Fri, April 13, 12:00 to 1:30pm, Millennium Broadway New York Times Square, Floor: Third Floor, Room 3.04-3.05

Abstract

In this paper, Joyce King asks: What we can learn from the recovery of both the practice of Black liberation education as well as from a theoretical interpretation of Black thought, “minds stayed on freedom," in liberation education traditions? Ella Baker’s biographer, historian Barbara Ransby (2003, p. 359), explains that Baker’s view of teaching for liberation was based on the need to empower ordinary people to dig within themselves and their collective experiences for the answers to social and political questions. Likewise, Guyanese scholar-activist Walter Rodney also expressed this theory of social transformation in his confidence in the capacity of ordinary working people to create change. African revolutionaries like Amilcar Cabral (Guinea-Bissau) also influenced Black liberation education and thought.

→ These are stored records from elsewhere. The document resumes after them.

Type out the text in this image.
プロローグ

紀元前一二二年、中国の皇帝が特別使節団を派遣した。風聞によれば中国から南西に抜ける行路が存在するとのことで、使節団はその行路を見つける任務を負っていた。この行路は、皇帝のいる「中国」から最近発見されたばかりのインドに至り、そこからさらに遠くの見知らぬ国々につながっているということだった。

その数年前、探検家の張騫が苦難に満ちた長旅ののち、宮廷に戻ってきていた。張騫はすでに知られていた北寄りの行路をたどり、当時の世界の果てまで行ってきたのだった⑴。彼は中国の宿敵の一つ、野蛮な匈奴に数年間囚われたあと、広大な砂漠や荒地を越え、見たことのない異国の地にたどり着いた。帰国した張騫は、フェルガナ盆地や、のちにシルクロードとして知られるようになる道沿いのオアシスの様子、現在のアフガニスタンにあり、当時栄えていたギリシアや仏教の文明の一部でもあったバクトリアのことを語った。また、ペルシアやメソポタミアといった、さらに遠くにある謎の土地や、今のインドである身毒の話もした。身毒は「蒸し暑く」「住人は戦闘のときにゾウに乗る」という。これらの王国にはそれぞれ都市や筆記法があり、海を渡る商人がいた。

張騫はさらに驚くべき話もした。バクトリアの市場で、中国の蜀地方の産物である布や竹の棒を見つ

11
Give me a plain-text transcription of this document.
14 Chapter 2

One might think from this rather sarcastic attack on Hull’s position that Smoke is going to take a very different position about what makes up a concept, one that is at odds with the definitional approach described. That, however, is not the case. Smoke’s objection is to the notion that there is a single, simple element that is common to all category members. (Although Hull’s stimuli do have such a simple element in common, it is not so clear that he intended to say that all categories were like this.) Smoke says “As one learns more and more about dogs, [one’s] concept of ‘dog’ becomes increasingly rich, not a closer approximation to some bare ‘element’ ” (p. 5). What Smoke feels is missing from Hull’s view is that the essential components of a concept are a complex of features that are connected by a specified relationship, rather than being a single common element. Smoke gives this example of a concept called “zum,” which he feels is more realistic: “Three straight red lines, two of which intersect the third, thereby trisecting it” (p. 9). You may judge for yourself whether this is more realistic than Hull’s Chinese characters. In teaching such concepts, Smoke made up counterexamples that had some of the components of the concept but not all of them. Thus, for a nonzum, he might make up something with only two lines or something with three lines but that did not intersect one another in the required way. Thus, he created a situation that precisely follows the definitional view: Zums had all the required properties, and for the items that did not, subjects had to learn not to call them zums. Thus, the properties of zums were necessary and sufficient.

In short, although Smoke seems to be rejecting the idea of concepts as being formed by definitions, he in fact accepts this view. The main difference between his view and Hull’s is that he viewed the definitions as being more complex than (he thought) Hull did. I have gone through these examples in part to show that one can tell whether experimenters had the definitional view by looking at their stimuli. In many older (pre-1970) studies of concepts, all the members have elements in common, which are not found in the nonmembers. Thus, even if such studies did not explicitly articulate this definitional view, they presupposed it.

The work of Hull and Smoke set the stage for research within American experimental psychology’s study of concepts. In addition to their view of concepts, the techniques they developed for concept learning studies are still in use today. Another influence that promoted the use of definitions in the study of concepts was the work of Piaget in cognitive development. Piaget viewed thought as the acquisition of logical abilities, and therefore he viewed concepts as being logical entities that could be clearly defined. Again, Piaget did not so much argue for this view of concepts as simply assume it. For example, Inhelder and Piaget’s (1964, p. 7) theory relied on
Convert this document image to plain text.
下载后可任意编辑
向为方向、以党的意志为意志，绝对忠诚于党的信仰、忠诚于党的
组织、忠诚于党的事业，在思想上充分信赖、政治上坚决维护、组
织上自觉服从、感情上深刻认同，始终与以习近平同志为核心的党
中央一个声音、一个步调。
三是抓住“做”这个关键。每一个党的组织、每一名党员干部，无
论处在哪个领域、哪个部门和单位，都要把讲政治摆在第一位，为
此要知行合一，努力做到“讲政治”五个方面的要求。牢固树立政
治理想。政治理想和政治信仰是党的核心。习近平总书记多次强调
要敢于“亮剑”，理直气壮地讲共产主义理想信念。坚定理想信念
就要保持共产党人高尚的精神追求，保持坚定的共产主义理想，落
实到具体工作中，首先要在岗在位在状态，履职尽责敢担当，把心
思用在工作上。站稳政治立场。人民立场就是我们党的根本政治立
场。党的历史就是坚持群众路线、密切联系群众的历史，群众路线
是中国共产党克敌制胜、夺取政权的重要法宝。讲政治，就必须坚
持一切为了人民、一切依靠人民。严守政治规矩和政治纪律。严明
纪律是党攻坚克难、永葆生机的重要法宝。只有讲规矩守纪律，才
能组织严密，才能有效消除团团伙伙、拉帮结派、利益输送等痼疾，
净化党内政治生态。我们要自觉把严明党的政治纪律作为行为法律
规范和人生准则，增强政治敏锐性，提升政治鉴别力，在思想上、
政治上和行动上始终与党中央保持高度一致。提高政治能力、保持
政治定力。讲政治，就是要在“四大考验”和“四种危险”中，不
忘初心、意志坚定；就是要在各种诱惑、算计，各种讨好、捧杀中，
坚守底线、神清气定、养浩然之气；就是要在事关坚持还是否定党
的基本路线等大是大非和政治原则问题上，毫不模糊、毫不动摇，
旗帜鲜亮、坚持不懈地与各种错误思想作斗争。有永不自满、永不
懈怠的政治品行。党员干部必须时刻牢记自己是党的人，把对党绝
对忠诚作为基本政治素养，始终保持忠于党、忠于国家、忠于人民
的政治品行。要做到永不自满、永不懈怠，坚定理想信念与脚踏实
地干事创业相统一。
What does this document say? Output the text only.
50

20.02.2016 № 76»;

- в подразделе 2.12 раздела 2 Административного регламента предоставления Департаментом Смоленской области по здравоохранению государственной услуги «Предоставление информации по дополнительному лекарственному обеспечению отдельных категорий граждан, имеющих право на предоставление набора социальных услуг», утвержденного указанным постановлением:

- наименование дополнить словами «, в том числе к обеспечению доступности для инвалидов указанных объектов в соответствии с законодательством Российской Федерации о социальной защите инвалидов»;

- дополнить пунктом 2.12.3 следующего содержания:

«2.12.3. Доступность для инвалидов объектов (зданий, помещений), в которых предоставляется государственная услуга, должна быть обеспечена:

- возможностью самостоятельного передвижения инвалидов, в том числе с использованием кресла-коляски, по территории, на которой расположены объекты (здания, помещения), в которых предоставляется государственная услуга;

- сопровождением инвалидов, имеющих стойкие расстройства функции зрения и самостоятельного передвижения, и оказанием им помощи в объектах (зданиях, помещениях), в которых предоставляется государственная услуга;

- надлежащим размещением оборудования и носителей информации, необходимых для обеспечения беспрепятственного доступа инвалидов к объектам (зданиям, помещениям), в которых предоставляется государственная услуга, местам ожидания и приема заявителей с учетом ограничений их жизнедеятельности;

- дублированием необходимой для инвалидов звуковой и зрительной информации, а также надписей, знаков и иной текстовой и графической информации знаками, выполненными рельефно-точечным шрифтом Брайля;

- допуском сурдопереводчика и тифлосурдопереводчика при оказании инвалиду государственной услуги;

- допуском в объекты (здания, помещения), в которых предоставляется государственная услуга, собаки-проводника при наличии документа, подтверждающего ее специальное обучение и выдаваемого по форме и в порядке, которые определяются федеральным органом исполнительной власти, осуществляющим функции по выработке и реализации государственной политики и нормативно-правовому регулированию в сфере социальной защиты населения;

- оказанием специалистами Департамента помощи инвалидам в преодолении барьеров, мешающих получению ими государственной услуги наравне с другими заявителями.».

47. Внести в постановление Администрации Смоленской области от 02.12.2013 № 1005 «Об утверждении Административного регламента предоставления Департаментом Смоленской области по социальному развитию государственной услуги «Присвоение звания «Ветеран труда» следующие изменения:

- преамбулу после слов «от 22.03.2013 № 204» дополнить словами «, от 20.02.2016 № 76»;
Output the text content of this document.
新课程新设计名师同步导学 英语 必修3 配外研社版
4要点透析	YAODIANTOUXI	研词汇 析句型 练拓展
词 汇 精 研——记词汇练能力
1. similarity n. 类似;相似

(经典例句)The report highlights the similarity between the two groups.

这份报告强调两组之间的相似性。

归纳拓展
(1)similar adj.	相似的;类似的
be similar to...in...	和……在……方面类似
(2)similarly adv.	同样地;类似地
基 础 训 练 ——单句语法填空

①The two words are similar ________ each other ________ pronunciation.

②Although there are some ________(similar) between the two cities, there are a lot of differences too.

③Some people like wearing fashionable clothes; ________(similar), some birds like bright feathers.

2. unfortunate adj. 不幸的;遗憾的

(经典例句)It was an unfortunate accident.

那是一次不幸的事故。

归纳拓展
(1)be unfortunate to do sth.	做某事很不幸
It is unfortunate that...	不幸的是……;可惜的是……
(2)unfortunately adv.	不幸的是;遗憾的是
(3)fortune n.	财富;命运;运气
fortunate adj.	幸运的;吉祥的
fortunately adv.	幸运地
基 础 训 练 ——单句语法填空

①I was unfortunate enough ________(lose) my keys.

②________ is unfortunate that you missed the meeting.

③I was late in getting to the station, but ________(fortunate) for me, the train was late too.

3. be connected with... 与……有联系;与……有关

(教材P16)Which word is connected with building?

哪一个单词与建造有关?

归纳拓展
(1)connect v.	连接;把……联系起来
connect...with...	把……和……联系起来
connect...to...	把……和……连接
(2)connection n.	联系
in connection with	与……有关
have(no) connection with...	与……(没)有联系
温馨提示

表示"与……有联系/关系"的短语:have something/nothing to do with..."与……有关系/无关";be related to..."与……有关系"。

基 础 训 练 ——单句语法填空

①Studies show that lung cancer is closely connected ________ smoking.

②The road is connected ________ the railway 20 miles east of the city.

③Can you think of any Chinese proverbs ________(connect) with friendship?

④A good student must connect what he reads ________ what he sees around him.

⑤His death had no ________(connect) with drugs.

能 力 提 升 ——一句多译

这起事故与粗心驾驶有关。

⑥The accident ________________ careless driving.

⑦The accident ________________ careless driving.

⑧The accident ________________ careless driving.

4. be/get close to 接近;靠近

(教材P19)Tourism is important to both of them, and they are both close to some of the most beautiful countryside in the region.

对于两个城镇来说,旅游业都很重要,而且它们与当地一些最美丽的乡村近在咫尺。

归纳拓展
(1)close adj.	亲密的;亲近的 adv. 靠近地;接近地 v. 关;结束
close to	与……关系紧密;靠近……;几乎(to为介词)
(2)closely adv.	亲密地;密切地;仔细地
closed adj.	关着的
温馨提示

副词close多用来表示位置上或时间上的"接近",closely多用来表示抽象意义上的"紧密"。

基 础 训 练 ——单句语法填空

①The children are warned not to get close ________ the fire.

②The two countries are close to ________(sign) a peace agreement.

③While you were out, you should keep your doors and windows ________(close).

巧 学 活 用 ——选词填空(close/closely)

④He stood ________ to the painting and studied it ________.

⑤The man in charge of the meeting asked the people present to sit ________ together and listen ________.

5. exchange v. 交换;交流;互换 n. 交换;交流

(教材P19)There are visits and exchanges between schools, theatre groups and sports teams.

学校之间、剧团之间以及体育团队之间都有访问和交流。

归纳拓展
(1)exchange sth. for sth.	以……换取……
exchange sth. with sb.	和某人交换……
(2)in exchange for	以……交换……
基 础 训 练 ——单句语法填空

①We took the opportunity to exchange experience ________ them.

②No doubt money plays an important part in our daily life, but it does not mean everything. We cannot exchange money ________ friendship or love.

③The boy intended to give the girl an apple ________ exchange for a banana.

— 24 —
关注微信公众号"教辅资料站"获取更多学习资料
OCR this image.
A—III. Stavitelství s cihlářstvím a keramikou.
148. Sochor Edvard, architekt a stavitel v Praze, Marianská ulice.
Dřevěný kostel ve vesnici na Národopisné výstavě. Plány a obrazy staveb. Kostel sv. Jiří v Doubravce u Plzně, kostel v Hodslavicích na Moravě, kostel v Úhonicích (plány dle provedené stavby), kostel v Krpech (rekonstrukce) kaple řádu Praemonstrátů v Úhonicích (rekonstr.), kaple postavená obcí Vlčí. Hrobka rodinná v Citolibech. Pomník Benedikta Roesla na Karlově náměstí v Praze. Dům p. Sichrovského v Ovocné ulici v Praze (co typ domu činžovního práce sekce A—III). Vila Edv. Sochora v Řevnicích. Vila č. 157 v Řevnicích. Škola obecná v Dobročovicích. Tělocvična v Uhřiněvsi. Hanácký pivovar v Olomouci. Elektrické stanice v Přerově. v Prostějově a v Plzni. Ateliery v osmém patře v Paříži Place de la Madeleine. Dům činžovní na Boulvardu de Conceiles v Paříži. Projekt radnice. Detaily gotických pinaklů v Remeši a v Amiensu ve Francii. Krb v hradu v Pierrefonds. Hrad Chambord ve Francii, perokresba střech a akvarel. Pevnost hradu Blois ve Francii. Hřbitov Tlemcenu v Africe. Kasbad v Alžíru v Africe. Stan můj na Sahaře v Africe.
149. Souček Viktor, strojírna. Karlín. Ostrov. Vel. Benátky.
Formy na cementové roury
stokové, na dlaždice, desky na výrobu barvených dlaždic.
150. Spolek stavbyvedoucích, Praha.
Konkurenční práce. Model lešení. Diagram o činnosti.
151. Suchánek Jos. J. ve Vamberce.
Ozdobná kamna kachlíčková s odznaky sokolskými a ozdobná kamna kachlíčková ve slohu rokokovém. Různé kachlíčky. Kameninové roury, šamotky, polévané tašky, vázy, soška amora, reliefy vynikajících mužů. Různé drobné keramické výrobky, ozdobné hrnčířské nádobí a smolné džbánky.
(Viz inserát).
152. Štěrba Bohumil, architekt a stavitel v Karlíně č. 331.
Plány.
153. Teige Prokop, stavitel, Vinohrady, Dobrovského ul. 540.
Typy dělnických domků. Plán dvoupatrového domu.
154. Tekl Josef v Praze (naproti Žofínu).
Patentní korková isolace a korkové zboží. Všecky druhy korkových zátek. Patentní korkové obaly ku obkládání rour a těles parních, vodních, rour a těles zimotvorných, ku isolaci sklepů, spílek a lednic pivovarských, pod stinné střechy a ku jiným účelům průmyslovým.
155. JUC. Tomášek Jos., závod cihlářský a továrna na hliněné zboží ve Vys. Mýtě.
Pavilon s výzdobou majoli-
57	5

Though grounded in Marxism, Cabral developed his own analysis of revolution in his society (Chabal, 1983). “Return to the source” meant returning to indigenous (peasant) culture, to “the ‘memory’ of historical development” that contains “the seeds of opposition” (Cabral, 1973). Cabral understood the culture of the masses as a sociological reality to be studied and analyzed (not romanticized) as the source of the ideology of the liberation struggle, which the colonizers sought to usurp and suppress.

As such, King calls for "historical recovery" of Black education for liberation, also emphasizing the need for theoretical interpretation of the praxis of past educators and activists. From the global Garvey Movement (UNIA) to the Citizenship Education Schools and Miles Horton and Highlander Folk School, and the legacy of SNCC’s Mississippi Summer Project Freedom Schools underpinned by the radical teachings of Ella Baker during the Civil Rights Movement to the Institute of the Black World and the Oakland Community School organized by Black Panther Party activists, as well as the Black independent schools and home schooling movements, King illuminates the epistemic, pedagogic and curricular praxis informed by visions of freedom in liberation movements of the period. Forms of Black creative cultural expression (e.g., music and language) and spirituality that have also engendered/reflected Black consciousness and enhanced/reflected Black people’s capacity for critical thought and resistance to the material and discursive structures of racial oppression will be discussed as well (Woods, 1989). Put another way, the under-conceptualized “enduring Africanity” (Semmes, 1992, p. 7) in historical and contemporary Black liberation education and thought, in the U.S. and other national contexts, is central to this commentary.